This article about land loss in South East England doesn’t do a very good job explaining exactly how climate change is speeding up the loss of land around Beccles, but that land is returning to the sea is certain.
This winter a 50-foot-wide strip of Roger Middleditch’s sugar-beet field fell into the North Sea, his rich East Anglian lands reduced by a large fraction of their acreage. The adjacent potato field, once 23 acres, is now less than 3 — too small to plant at all, he said.
Coastal erosion has been a fact of life here for a century, because the land under East Anglia is slowly sinking. But the erosion has never been as quick and cataclysmic as it has been in recent years, an effect of climate change and global warming, many scientists say.
In Bangladesh, however, the connection between climate change and land loss is crystal clear.
Either the water is rising and covering crop lands,
Even without television and newspapers, Shahidul can sense that something just isn’t right about the weather. “It gets warmer every year, there are more storms and the monsoon doesn’t come on time,” he says.
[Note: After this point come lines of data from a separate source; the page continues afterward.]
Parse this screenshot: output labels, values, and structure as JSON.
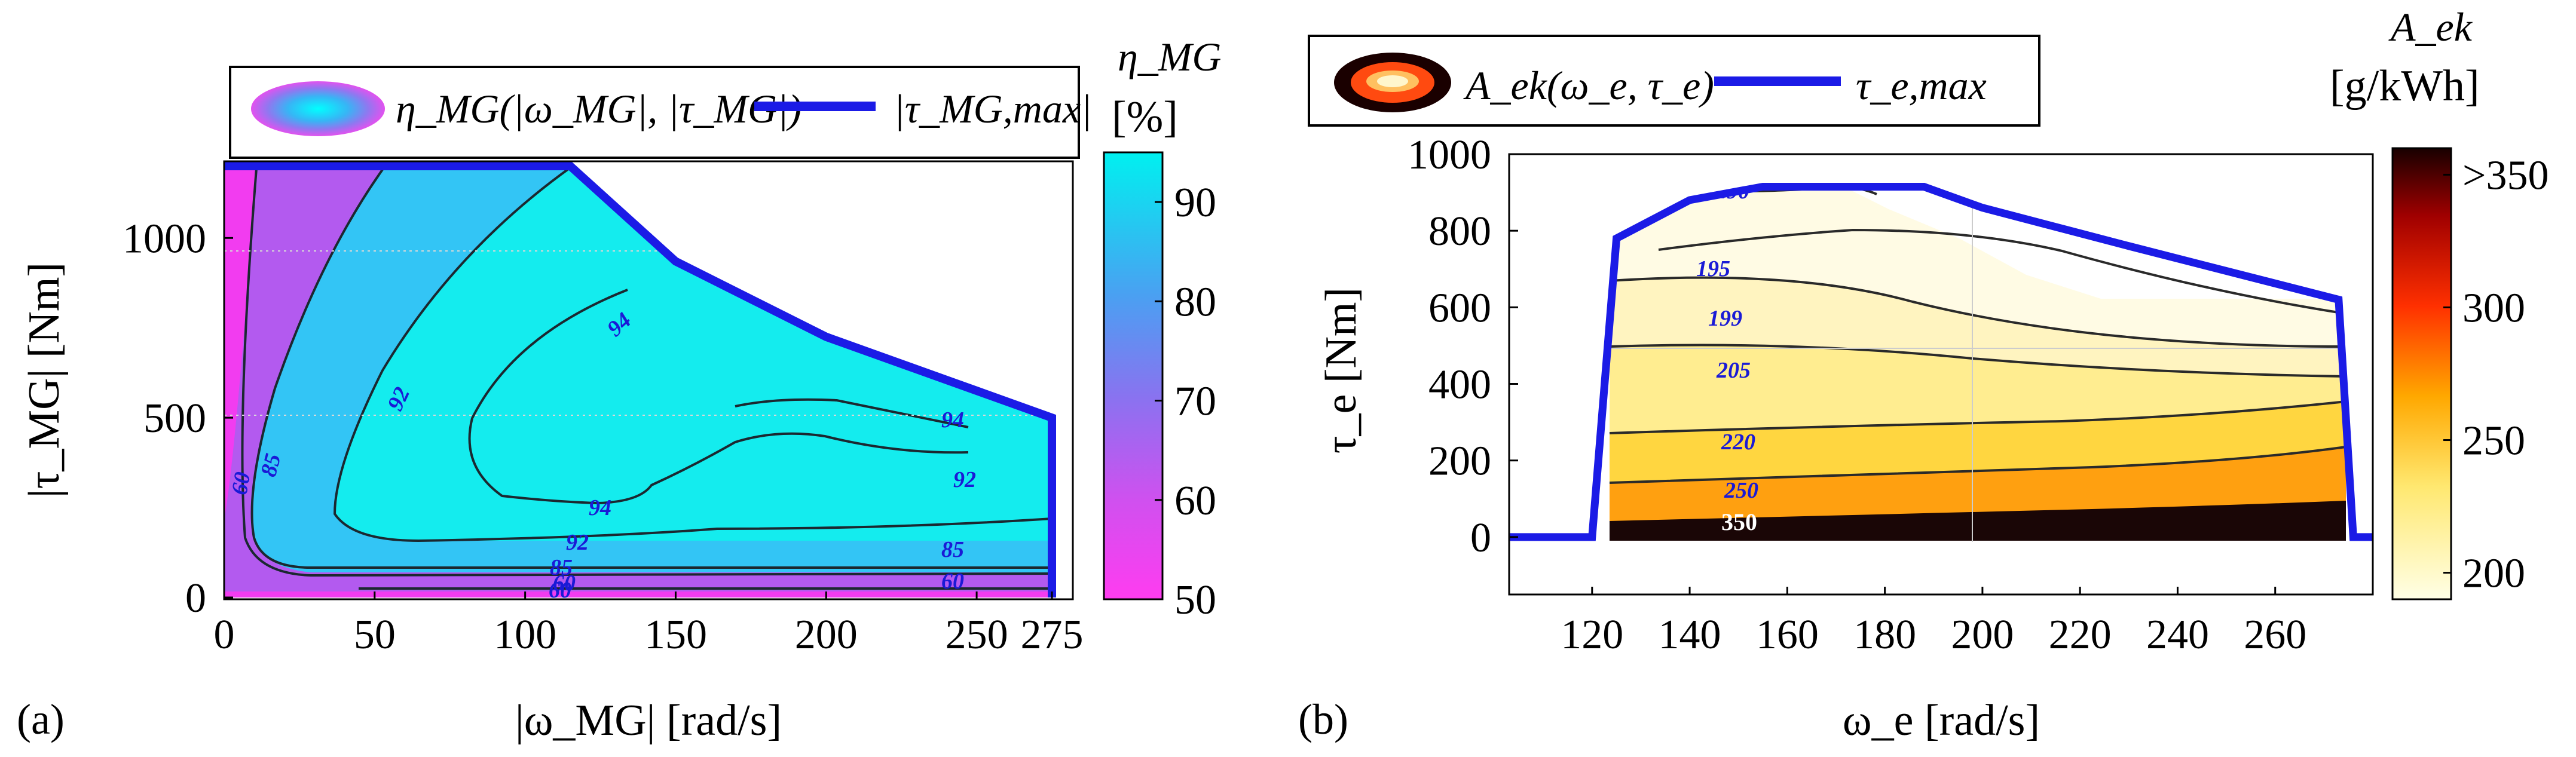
{
  "chart_data": [
    {
      "panel": "(a)",
      "type": "heatmap",
      "title": "",
      "xlabel": "|ω_MG| [rad/s]",
      "ylabel": "|τ_MG| [Nm]",
      "xlim": [
        0,
        275
      ],
      "ylim": [
        0,
        1200
      ],
      "xticks": [
        "0",
        "50",
        "100",
        "150",
        "200",
        "250",
        "275"
      ],
      "yticks": [
        "0",
        "500",
        "1000"
      ],
      "legend": [
        "η_MG(|ω_MG|, |τ_MG|)",
        "|τ_MG,max|"
      ],
      "colorbar": {
        "label": "η_MG",
        "unit": "[%]",
        "ticks": [
          "50",
          "60",
          "70",
          "80",
          "90"
        ],
        "range": [
          50,
          95
        ]
      },
      "contour_labels": [
        "60",
        "85",
        "92",
        "94",
        "94",
        "94",
        "92",
        "92",
        "85",
        "85",
        "60",
        "60",
        "60"
      ],
      "max_torque_curve": {
        "x": [
          0,
          115,
          150,
          200,
          250,
          275,
          275
        ],
        "y": [
          1200,
          1200,
          935,
          725,
          575,
          500,
          0
        ]
      }
    },
    {
      "panel": "(b)",
      "type": "heatmap",
      "title": "",
      "xlabel": "ω_e [rad/s]",
      "ylabel": "τ_e [Nm]",
      "xlim": [
        103,
        280
      ],
      "ylim": [
        -150,
        1000
      ],
      "xticks": [
        "120",
        "140",
        "160",
        "180",
        "200",
        "220",
        "240",
        "260"
      ],
      "yticks": [
        "0",
        "200",
        "400",
        "600",
        "800",
        "1000"
      ],
      "legend": [
        "A_ek(ω_e, τ_e)",
        "τ_e,max"
      ],
      "colorbar": {
        "label": "A_ek",
        "unit": "[g/kWh]",
        "ticks": [
          "200",
          "250",
          "300",
          ">350"
        ],
        "range": [
          190,
          360
        ]
      },
      "contour_labels": [
        "190",
        "195",
        "199",
        "205",
        "220",
        "250",
        "350"
      ],
      "max_torque_curve": {
        "x": [
          103,
          120,
          125,
          140,
          155,
          188,
          200,
          230,
          273,
          276,
          280
        ],
        "y": [
          0,
          0,
          780,
          880,
          915,
          915,
          860,
          760,
          620,
          0,
          0
        ]
      }
    }
  ],
  "panel_tags": {
    "a": "(a)",
    "b": "(b)"
  }
}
The water level in front of his house also rises a little every year. “When I moved here, we still had three fields in front of the house. Now there are only two,” Shahidul goes on. “I’m afraid the water will take another piece away from me this year.” As a precautionary measure, he had the platform for his little barn built half a meter higher. “You never know what will happen.”
or the ground water is becoming more saline:
Salt in the groundwater has fundamentally changed Mondal’s life. The 28-year-old farmer once grew rice and vegetables, just as his father did before him, roughly 90 kilometers from the coast, in small village of Munshiganj in south-western Bangladesh. Mondal used to harvest a number of times each year. It was a life of hard labor, but they had enough to eat. Then rice production started to decline, and eventually the vegetable crops failed entirely. Another farmer told him that the salt in the water was to blame for the poor harvests.